In an era when TV heartthrobs were expected to marry their leading ladies off-screen, Richard Chamberlain rewrote the script entirely. While he never had a traditional spouse or family, his life overflowed with love and companionship. For 33 years, actor and producer Martin Rabbett stood as his constant, serving as a partner, confidant, and chosen family through every chapter of Chamberlain’s extraordinary journey.
The two met in 1977, when Rabbett was just 20 years old while Chamberlain was 43, and their relationship became one of Hollywood’s worst-kept secrets long before Chamberlain publicly came out in his 2003 memoir, Shattered Love. They shared a commitment ceremony in Hawaii, where they lived together for nearly 30 years in Waimānalo, a tranquil coastal town.
Though they amicably split in 2010, Rabbett remained by Chamberlain’s side until the very end, releasing a heartfelt statement upon his death on March 29, 2025: “Our beloved Richard is with the angels now. He is free and soaring to those loved ones before us. How blessed were we to have known such an amazing and loving soul.”
Richard Chamberlain Never Had a Wife, but He Was in a Relationship With His Longtime Partner, Martin Rabbett
Chamberlain’s lack of a marital relationship wasn’t accidental. It was a survival tactic. In the 1960s, as America’s most adored TV doctor, he was contractually obligated to play the heterosexual leading man. Studio execs orchestrated dates with starlets like Angie Dickinson, whom he escorted to the 1963 Golden Globes, and he perfected a canned response to marriage questions: “Getting married would be great, but I’m awfully busy now.”
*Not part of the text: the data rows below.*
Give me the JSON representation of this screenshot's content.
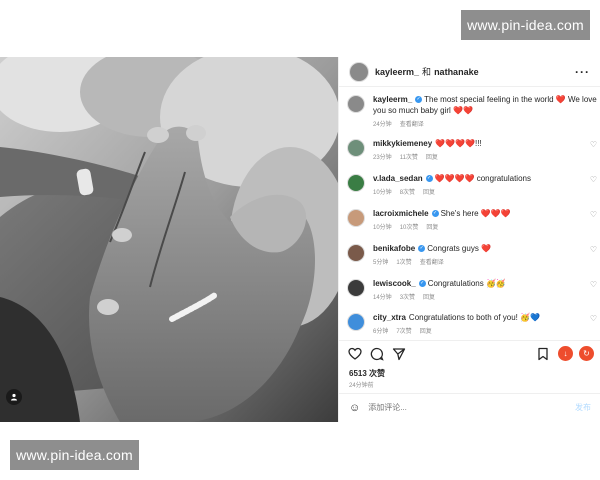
{
  "watermark": {
    "text": "www.pin-idea.com"
  },
  "post": {
    "header": {
      "user": "kayleerm_",
      "sep": "和",
      "collab": "nathanake",
      "more": "···"
    },
    "comments": [
      {
        "user": "kayleerm_",
        "text": "The most special feeling in the world ❤️ We love you so much baby girl ❤️❤️",
        "time": "24分钟",
        "likes": "",
        "action": "查看翻译",
        "avatar_color": "#8a8a8a"
      },
      {
        "user": "mikkykiemeney",
        "text": "❤️❤️❤️❤️!!!",
        "time": "23分钟",
        "likes": "11次赞",
        "action": "回复",
        "avatar_color": "#6e8f7a"
      },
      {
        "user": "v.lada_sedan",
        "text": "❤️❤️❤️❤️ congratulations",
        "time": "10分钟",
        "likes": "8次赞",
        "action": "回复",
        "avatar_color": "#3a7d44"
      },
      {
        "user": "lacroixmichele",
        "text": "She's here ❤️❤️❤️",
        "time": "10分钟",
        "likes": "10次赞",
        "action": "回复",
        "avatar_color": "#c79a7a"
      },
      {
        "user": "benikafobe",
        "text": "Congrats guys ❤️",
        "time": "5分钟",
        "likes": "1次赞",
        "action": "查看翻译",
        "avatar_color": "#7a5a4a"
      },
      {
        "user": "lewiscook_",
        "text": "Congratulations 🥳🥳",
        "time": "14分钟",
        "likes": "3次赞",
        "action": "回复",
        "avatar_color": "#3b3b3b"
      },
      {
        "user": "city_xtra",
        "text": "Congratulations to both of you! 🥳💙",
        "time": "6分钟",
        "likes": "7次赞",
        "action": "回复",
        "avatar_color": "#3f8edb"
      }
    ],
    "likes": "6513 次赞",
    "time": "24分钟前",
    "add_comment": {
      "placeholder": "添加评论...",
      "post_label": "发布",
      "smile": "☺"
    },
    "heart_glyph": "♡"
  }
}
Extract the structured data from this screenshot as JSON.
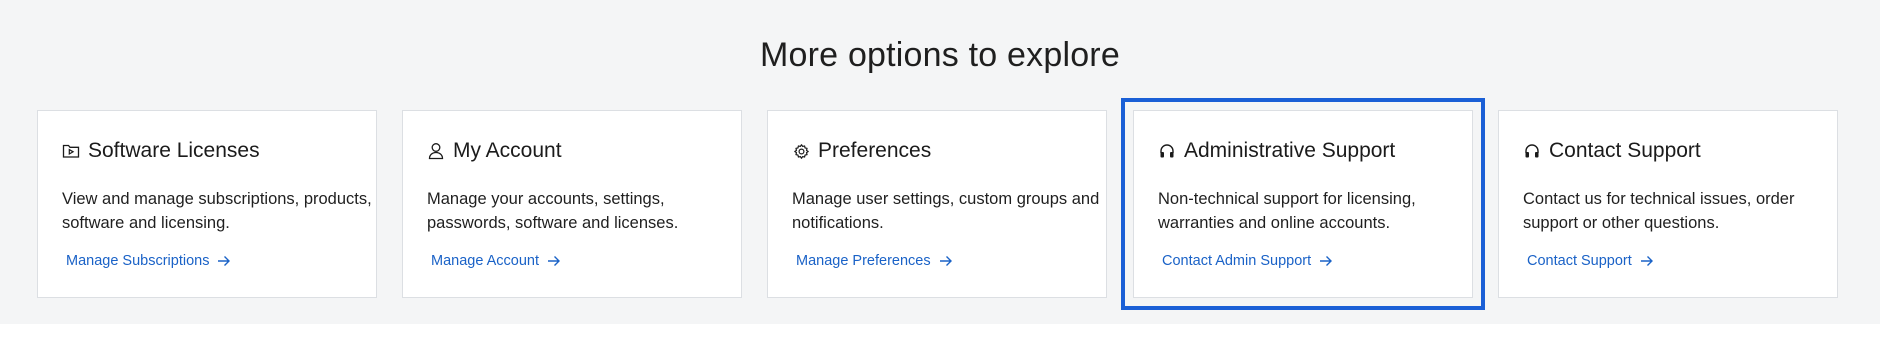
{
  "section": {
    "heading": "More options to explore"
  },
  "cards": [
    {
      "title": "Software Licenses",
      "icon": "play-folder-icon",
      "description": "View and manage subscriptions, products, software and licensing.",
      "link": "Manage Subscriptions"
    },
    {
      "title": "My Account",
      "icon": "user-icon",
      "description": "Manage your accounts, settings, passwords, software and licenses.",
      "link": "Manage Account"
    },
    {
      "title": "Preferences",
      "icon": "gear-icon",
      "description": "Manage user settings, custom groups and notifications.",
      "link": "Manage Preferences"
    },
    {
      "title": "Administrative Support",
      "icon": "headset-icon",
      "description": "Non-technical support for licensing, warranties and online accounts.",
      "link": "Contact Admin Support",
      "focused": true
    },
    {
      "title": "Contact Support",
      "icon": "headset-icon",
      "description": "Contact us for technical issues, order support or other questions.",
      "link": "Contact Support"
    }
  ],
  "colors": {
    "link": "#1a62c7",
    "focus_outline": "#1a5fd6",
    "section_bg": "#f4f5f6"
  }
}
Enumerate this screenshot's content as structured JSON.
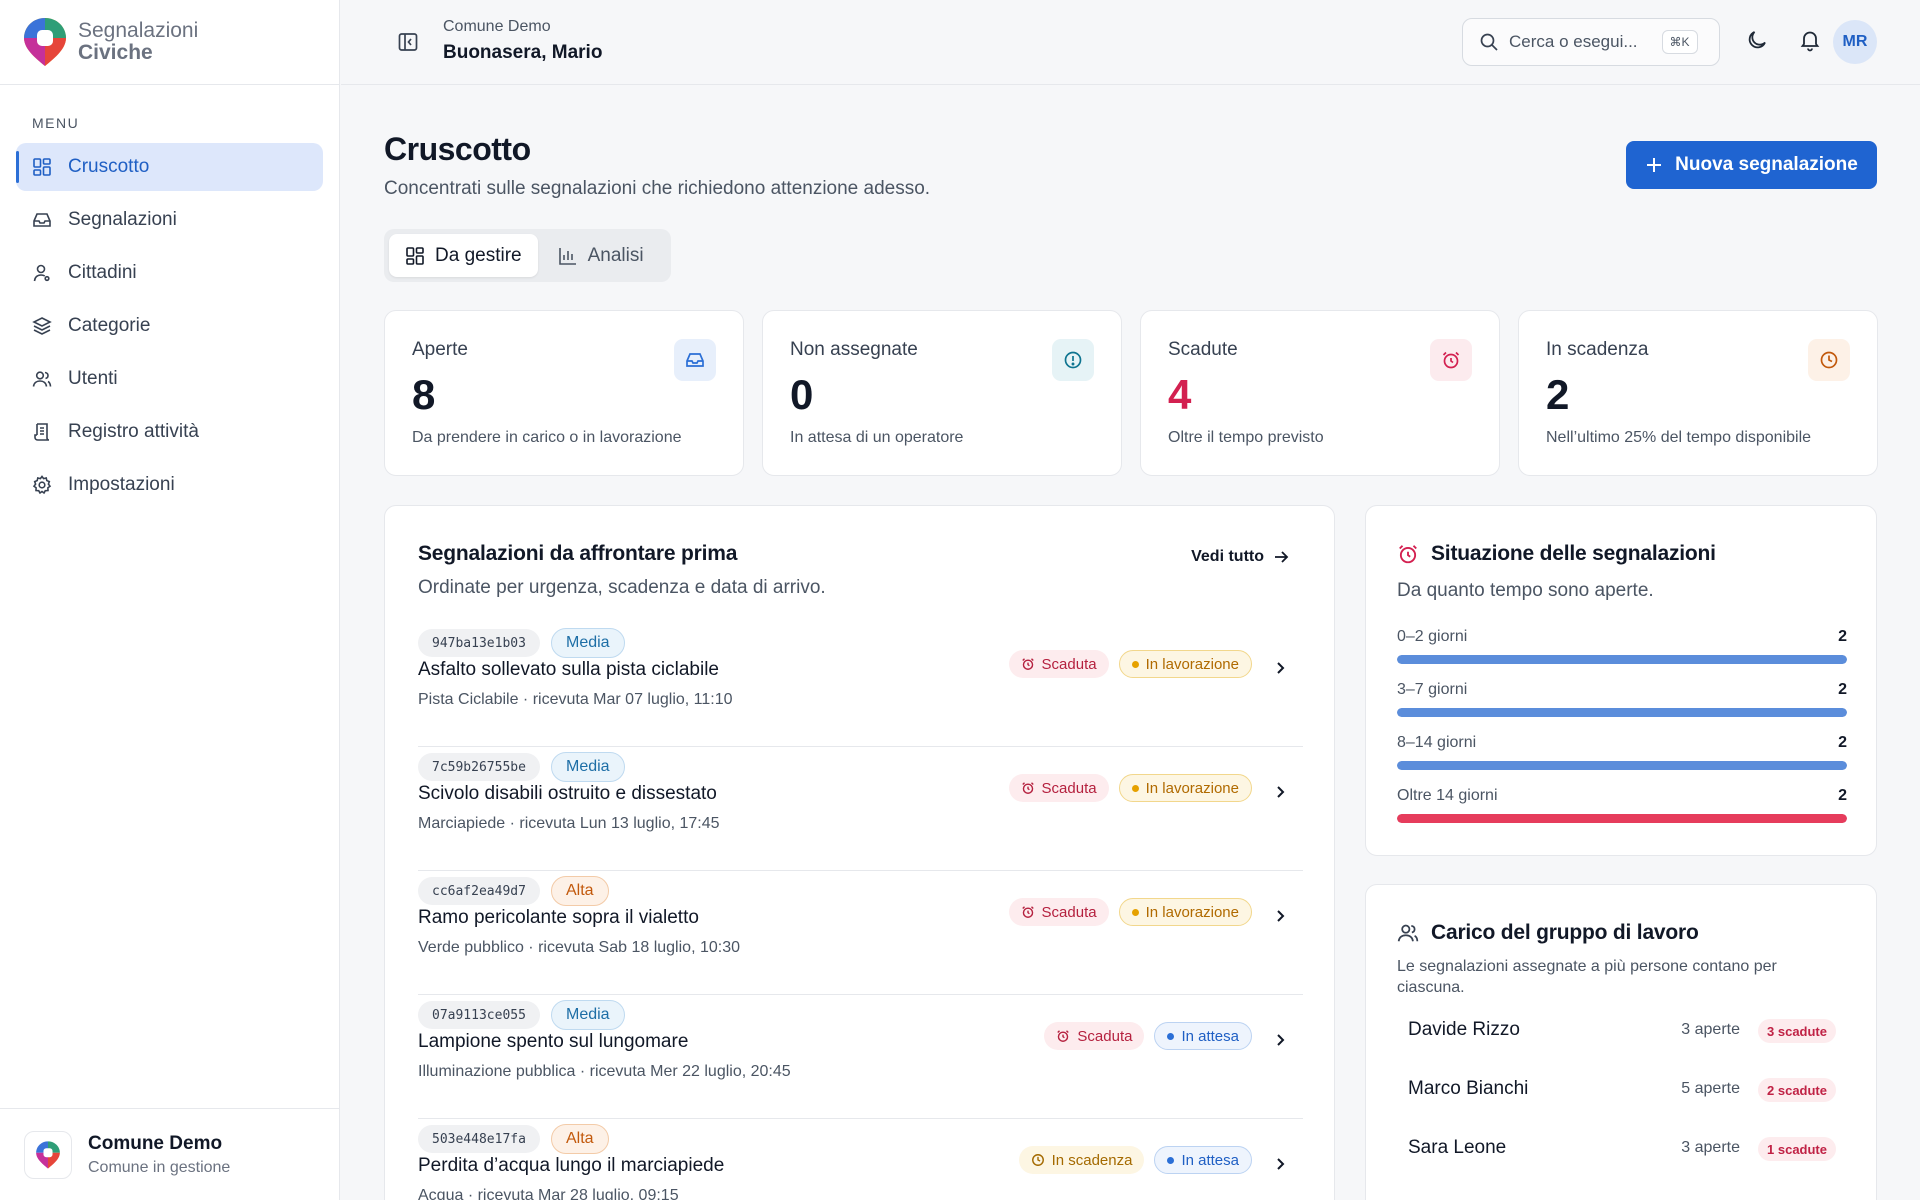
{
  "brand": {
    "line1": "Segnalazioni",
    "line2": "Civiche"
  },
  "sidebar": {
    "menu_title": "MENU",
    "items": [
      {
        "label": "Cruscotto",
        "icon": "dashboard-icon",
        "active": true
      },
      {
        "label": "Segnalazioni",
        "icon": "inbox-icon"
      },
      {
        "label": "Cittadini",
        "icon": "user-icon"
      },
      {
        "label": "Categorie",
        "icon": "layers-icon"
      },
      {
        "label": "Utenti",
        "icon": "users-icon"
      },
      {
        "label": "Registro attività",
        "icon": "log-icon"
      },
      {
        "label": "Impostazioni",
        "icon": "gear-icon"
      }
    ],
    "org": {
      "name": "Comune Demo",
      "sub": "Comune in gestione"
    }
  },
  "topbar": {
    "org": "Comune Demo",
    "user": "Buonasera, Mario",
    "search_placeholder": "Cerca o esegui...",
    "search_shortcut": "⌘K",
    "avatar": "MR"
  },
  "page": {
    "title": "Cruscotto",
    "subtitle": "Concentrati sulle segnalazioni che richiedono attenzione adesso.",
    "new_button": "Nuova segnalazione",
    "tabs": [
      {
        "label": "Da gestire",
        "active": true
      },
      {
        "label": "Analisi"
      }
    ]
  },
  "stats": [
    {
      "label": "Aperte",
      "value": "8",
      "desc": "Da prendere in carico o in lavorazione",
      "icon": "inbox-icon",
      "color": "#2b6fd6"
    },
    {
      "label": "Non assegnate",
      "value": "0",
      "desc": "In attesa di un operatore",
      "icon": "alert-circle-icon",
      "color": "#0e7490"
    },
    {
      "label": "Scadute",
      "value": "4",
      "desc": "Oltre il tempo previsto",
      "icon": "alarm-icon",
      "color": "#d32050"
    },
    {
      "label": "In scadenza",
      "value": "2",
      "desc": "Nell’ultimo 25% del tempo disponibile",
      "icon": "clock-icon",
      "color": "#c2590c"
    }
  ],
  "priority_list": {
    "title": "Segnalazioni da affrontare prima",
    "subtitle": "Ordinate per urgenza, scadenza e data di arrivo.",
    "see_all": "Vedi tutto",
    "rows": [
      {
        "code": "947ba13e1b03",
        "priority": "Media",
        "title": "Asfalto sollevato sulla pista ciclabile",
        "meta": "Pista Ciclabile · ricevuta Mar 07 luglio, 11:10",
        "badge1": "Scaduta",
        "badge2": "In lavorazione"
      },
      {
        "code": "7c59b26755be",
        "priority": "Media",
        "title": "Scivolo disabili ostruito e dissestato",
        "meta": "Marciapiede · ricevuta Lun 13 luglio, 17:45",
        "badge1": "Scaduta",
        "badge2": "In lavorazione"
      },
      {
        "code": "cc6af2ea49d7",
        "priority": "Alta",
        "title": "Ramo pericolante sopra il vialetto",
        "meta": "Verde pubblico · ricevuta Sab 18 luglio, 10:30",
        "badge1": "Scaduta",
        "badge2": "In lavorazione"
      },
      {
        "code": "07a9113ce055",
        "priority": "Media",
        "title": "Lampione spento sul lungomare",
        "meta": "Illuminazione pubblica · ricevuta Mer 22 luglio, 20:45",
        "badge1": "Scaduta",
        "badge2": "In attesa"
      },
      {
        "code": "503e448e17fa",
        "priority": "Alta",
        "title": "Perdita d’acqua lungo il marciapiede",
        "meta": "Acqua · ricevuta Mar 28 luglio, 09:15",
        "badge1": "In scadenza",
        "badge2": "In attesa"
      }
    ]
  },
  "situation": {
    "title": "Situazione delle segnalazioni",
    "subtitle": "Da quanto tempo sono aperte.",
    "bars": [
      {
        "label": "0–2 giorni",
        "value": "2",
        "fill": 1.0,
        "color": "#5b8ddb"
      },
      {
        "label": "3–7 giorni",
        "value": "2",
        "fill": 1.0,
        "color": "#5b8ddb"
      },
      {
        "label": "8–14 giorni",
        "value": "2",
        "fill": 1.0,
        "color": "#5b8ddb"
      },
      {
        "label": "Oltre 14 giorni",
        "value": "2",
        "fill": 1.0,
        "color": "#e63c5c"
      }
    ]
  },
  "workload": {
    "title": "Carico del gruppo di lavoro",
    "subtitle": "Le segnalazioni assegnate a più persone contano per ciascuna.",
    "people": [
      {
        "name": "Davide Rizzo",
        "open": "3 aperte",
        "overdue": "3 scadute"
      },
      {
        "name": "Marco Bianchi",
        "open": "5 aperte",
        "overdue": "2 scadute"
      },
      {
        "name": "Sara Leone",
        "open": "3 aperte",
        "overdue": "1 scadute"
      }
    ]
  }
}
The charade weighed on him. In Shattered Love, he confessed, “When I grew up, being gay, being a sissy or anything like that was verboten. I disliked myself intensely and feared this part of myself intensely.” The pressure was so crushing that he made a teenage pact with himself: “I would never, ever reveal this secret.” It wasn’t until he was 69, long after his leading-man days, that he finally broke that promise.
Before Rabbett, Chamberlain had a brief romance with actor Wesley Eure in the mid-1970s, but it was Rabbett who became his life partner. They even worked together professionally. Rabbett played Chamberlain’s brother in Allan Quatermain and the Lost City of Gold (1986), and their Hawaii home became a sanctuary.
Chamberlain once joked to The New York Times in 2014 that their post-breakup friendship thrived because they lived apart: “We don’t live together anymore, and we’re much better friends than we’ve ever been. So, I’m in the business of advising people who are married, etc., to get another house.” Despite the split, Rabbett was the one who announced Chamberlain’s death, revealing he’d succumbed to complications from a stroke just two days shy of his 91st birthday.
Richard Chamberlain Did Not Have Kids by Deliberate Choice
Children were never part of Chamberlain’s story, but he had a complicated relationship with fatherhood. His own dad, Charles Chamberlain, was an alcoholic salesman whose volatility cast a shadow over his childhood. In Shattered Love, Chamberlain described himself as a “shy, serious, lugubrious kid, painfully thin, with a long, sad face,” who found escape in acting.

The idea of repeating that cycle or risking an offspring facing the same homophobia he endured likely made parenthood unthinkable. Instead, he channeled his nurturing side into his craft, playing paternal figures like The Thorn Birds’ conflicted priest, Father Ralph, and The Sound of Music’s Captain von Trapp on Broadway.
Though he never had a wife or kids, the multimillionaire Chamberlain’s legacy isn’t defined by their absence. His love story with Rabbett (who never became his husband) spanned 33 years, his artistry influenced generations, and his courage to come out later in life paved the way for others. In lieu of flowers, Rabbett requested donations to NPR or the Hawaii Humane Society, a nod to Chamberlain’s quiet philanthropy.
And while Hollywood’s golden age demanded he hide his truth, his final years were spent unapologetically himself, even guest-starring as openly gay characters on Will & Grace and Desperate Housewives. As he once told El País, “I would’ve been a happier person being out of the closet and being free. But I had other motives that made me happy. I was a working actor, and for me, that was most important.”
So no, there was never a spouse or little ones. But there was Martin, there was art, and there was a life lived, eventually, on his own terms.